Like Kerr, I grew up in the 1940s and 50s, but in Quebec. My folks were from the Annapolis Valley in Nova Scotia and we made family visits there and to the south shore every couple years after my mom and dad purchased our first car, in 1950.
Inspired by Jacques Cousteau and Silent World, circa 1955 I ordered an aqua lung and a book about how to use it from a catalog. My dad would row out from the shore of Rous Island in Mahone Bay (where my uncle had a cottage) and wait for me while I picked up scallops and lobsters or just explored below. I wore heavy long underwear as a wetsuit. Such now-but-not-then illegal activities had a lot to do with my eventually doing graduate studies in marine biology at McGill and subsequently getting a position in Biology at Dalhousie University in 1973; it was my dream job in my dream place and I have lived in Nova Scotia ever since. Meanwhile, Kerr was going the other direction, from Nova Scotia to Quebec.

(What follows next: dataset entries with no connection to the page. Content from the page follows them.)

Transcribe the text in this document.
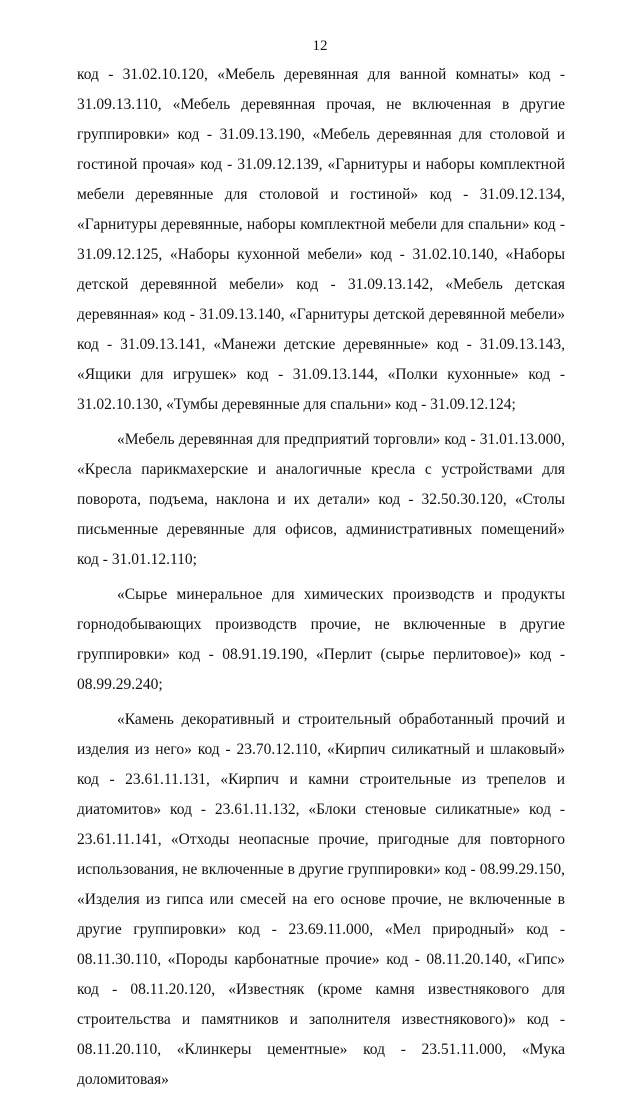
12

код - 31.02.10.120, «Мебель деревянная для ванной комнаты» код - 31.09.13.110, «Мебель деревянная прочая, не включенная в другие группировки» код - 31.09.13.190, «Мебель деревянная для столовой и гостиной прочая» код - 31.09.12.139, «Гарнитуры и наборы комплектной мебели деревянные для столовой и гостиной» код - 31.09.12.134, «Гарнитуры деревянные, наборы комплектной мебели для спальни» код - 31.09.12.125, «Наборы кухонной мебели» код - 31.02.10.140, «Наборы детской деревянной мебели» код - 31.09.13.142, «Мебель детская деревянная» код - 31.09.13.140, «Гарнитуры детской деревянной мебели» код - 31.09.13.141, «Манежи детские деревянные» код - 31.09.13.143, «Ящики для игрушек» код - 31.09.13.144, «Полки кухонные» код - 31.02.10.130, «Тумбы деревянные для спальни» код - 31.09.12.124;

«Мебель деревянная для предприятий торговли» код - 31.01.13.000, «Кресла парикмахерские и аналогичные кресла с устройствами для поворота, подъема, наклона и их детали» код - 32.50.30.120, «Столы письменные деревянные для офисов, административных помещений» код - 31.01.12.110;

«Сырье минеральное для химических производств и продукты горнодобывающих производств прочие, не включенные в другие группировки» код - 08.91.19.190, «Перлит (сырье перлитовое)» код - 08.99.29.240;

«Камень декоративный и строительный обработанный прочий и изделия из него» код - 23.70.12.110, «Кирпич силикатный и шлаковый» код - 23.61.11.131, «Кирпич и камни строительные из трепелов и диатомитов» код - 23.61.11.132, «Блоки стеновые силикатные» код - 23.61.11.141, «Отходы неопасные прочие, пригодные для повторного использования, не включенные в другие группировки» код - 08.99.29.150, «Изделия из гипса или смесей на его основе прочие, не включенные в другие группировки» код - 23.69.11.000, «Мел природный» код - 08.11.30.110, «Породы карбонатные прочие» код - 08.11.20.140, «Гипс» код - 08.11.20.120, «Известняк (кроме камня известнякового для строительства и памятников и заполнителя известнякового)» код - 08.11.20.110, «Клинкеры цементные» код - 23.51.11.000, «Мука доломитовая»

In 1998 I started to investigate the use of “the web” as a tool for teaching and learning and applying it in my classes, primarily as a tool to communicate outside of the classroom and to facilitate collaboration between students on class projects. Kerr, at John Abbott College in Ste. Anne de Bellevue, Quebec, was developing similar interests and in the early 2000s invited me to give a talk at John Abbott. Needless to say we quickly discovered other mutual interests. Kerr was beginning to investigate occurrence of industrial artifacts associated with salt marshes on the Parrsboro shore and as I had studied salt marshes in my early days at Dal, he invited me to spend some time with him exploring salt mashes on the Parrsboro shore. My first visit was in 2006. There have been repeats most years since. (I retired from Dal in 2008.) In the year of Covid, we began more frequent virtual interaction via Zoom and the like and hatched this website.
None of this would have happened, of course, without a lot of help and encouragement – and tolerance – from our spouses (Darlene x Kerr, Nina x myself). In the process we have all become good friends.
When I am on the Parrsboro shore and look across the Minas Basin, I often think about my Dad who was born on the dykelands of the Grand Pre (Wolfville) area and wish I could ask him if he ever went across the bay to Parrsboro, and to tell me about the boat he travelled on and what he did when he got there… but I can’t. My Mom as a child spent many summer days with her family in Port Lorne, also across the Minas Basin from Parrsboro, and I can’t ask her either. It’s one of the reasons I am helping Kerr to share so many of his memories, and his quest to understand and document “how things worked” in days gone by.